Re: [PATCH v3 2/2] of: overlay: Synchronize of_overlay_remove() with the devlink removals

From: Nuno Sá
Date: Tue Mar 05 2024 - 02:35:16 EST


On Mon, 2024-03-04 at 22:47 -0800, Saravana Kannan wrote:
> On Mon, Mar 4, 2024 at 8:49 AM Herve Codina <herve.codina@bootlincom> wrote:
> >
> > Hi Rob,
> >
> > On Mon, 4 Mar 2024 09:22:02 -0600
> > Rob Herring <robh@xxxxxxxxxx> wrote:
> >
> > ...
> >
> > > > > @@ -853,6 +854,14 @@ static void free_overlay_changeset(struct
> > > > > overlay_changeset *ovcs)
> > > > >  {
> > > > >   int i;
> > > > >
> > > > > + /*
> > > > > +  * Wait for any ongoing device link removals before removing some of
> > > > > +  * nodes. Drop the global lock while waiting
> > > > > +  */
> > > > > + mutex_unlock(&of_mutex);
> > > > > + device_link_wait_removal();
> > > > > + mutex_lock(&of_mutex);
> > > >
> > > > I'm still not convinced we need to drop the lock. What happens if
> > > > someone else
> > > > grabs the lock while we are in device_link_wait_removal()? Can we
> > > > guarantee that
> > > > we can't screw things badly?
> > >
> > > It is also just ugly because it's the callers of
> > > free_overlay_changeset() that hold the lock and now we're releasing it
> > > behind their back.
> > >
> > > As device_link_wait_removal() is called before we touch anything, can't
> > > it be called before we take the lock? And do we need to call it if
> > > applying the overlay fails?
>
> Rob,
>
> This[1] scenario Luca reported seems like a reason for the
> device_link_wait_removal() to be where Herve put it. That example
> seems reasonable.
>
> [1] - https://lore.kernel.org/all/20231220181627.341e8789@booty/
>

I'm still not totally convinced about that. Why not putting the check right
before checking the kref in __of_changeset_entry_destroy(). I'll contradict
myself a bit because this is just theory but if we look at pci_stop_dev(), which
AFAIU, could be reached from a sysfs write(), we have:

device_release_driver(&dev->dev);
..
of_pci_remove_node(dev);
of_changeset_revert(np->data);
of_changeset_destroy(np->data);

So looking at the above we would hit the same issue if we flush the queue in
free_overlay_changeset() - as the queue won't be flushed at all and we could
have devlink removal due to device_release_driver(). Right?

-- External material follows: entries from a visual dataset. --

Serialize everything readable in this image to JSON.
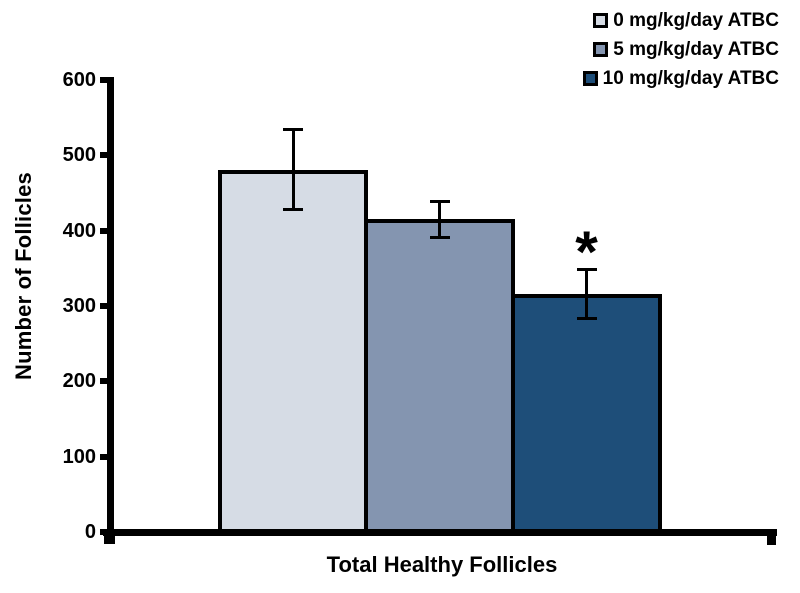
{
  "chart_data": {
    "type": "bar",
    "title": "",
    "xlabel": "Total Healthy Follicles",
    "ylabel": "Number of Follicles",
    "categories": [
      "Total Healthy Follicles"
    ],
    "series": [
      {
        "name": "0 mg/kg/day ATBC",
        "value": 481,
        "error": 53,
        "color": "#d6dce5"
      },
      {
        "name": "5 mg/kg/day ATBC",
        "value": 415,
        "error": 24,
        "color": "#8495b0"
      },
      {
        "name": "10 mg/kg/day ATBC",
        "value": 316,
        "error": 32,
        "color": "#1e4e79",
        "annotation": "*"
      }
    ],
    "ylim": [
      0,
      600
    ],
    "ytick_values": [
      0,
      100,
      200,
      300,
      400,
      500,
      600
    ],
    "grid": false,
    "legend_position": "top-right",
    "annotation_meaning_visible_symbol": "*"
  },
  "colors": {
    "axis": "#000000",
    "text": "#000000",
    "bar_border": "#000000",
    "background": "#ffffff"
  }
}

Again, completely theoretical but seems like a reasonable one plus I'm not
understanding the push against having the flush in
__of_changeset_entry_destroy(). Conceptually, it looks the best place to me but
I may be missing some issue in doing it there?

> > >
> >
> > Indeed, having device_link_wait_removal() is not needed when applying the
> > overlay fails.
> >
> > I can call device_link_wait_removal() from the caller of_overlay_remove()
> > but not before the lock is taken.
> > We need to call it between __of_changeset_revert_notify() and
> > free_overlay_changeset() and so, the lock is taken.
> >
> > This lead to the following sequence:
> > --- 8< ---
> > int of_overlay_remove(int *ovcs_id)
> > {
> >         ...
> >         mutex_lock(&of_mutex);
> >         ...
> >
> >         ret = __of_changeset_revert_notify(&ovcs->cset);
> >         ...
> >
> >         ret_tmp = overlay_notify(ovcs, OF_OVERLAY_POST_REMOVE);
> >         ...
> >
> >         mutex_unlock(&of_mutex);
> >         device_link_wait_removal();
> >         mutex_lock(&of_mutex);
> >
> >         free_overlay_changeset(ovcs);
> >         ...
> >         mutex_unlock(&of_mutex);
> >         ...
> > }
> > --- 8< ---
> >
> > In this sequence, the question is:
> > Do we need to release the mutex lock while device_link_wait_removal() is
> > called ?
>
> In general I hate these kinds of sequences that release a lock and
> then grab it again quickly. It's not always a bug, but my personal
> take on that is 90% of these introduce a bug.
>
> Drop the unlock/lock and we'll deal a deadlock if we actually hit one.
> I'm also fairly certain that device_link_wait_removal() can't trigger
> something else that can cause an OF overlay change while we are in the
> middle of one. And like Rob said, I'm not sure this unlock/lock is a
> good solution for that anyway.

Totally agree. Unless we really see a deadlock this is a very bad idea (IMHO).
Even on the PCI code, it seems to me that we're never destroying a changeset
from a device/kobj_type release callback. That would be super weird right?

- Nuno Sá
>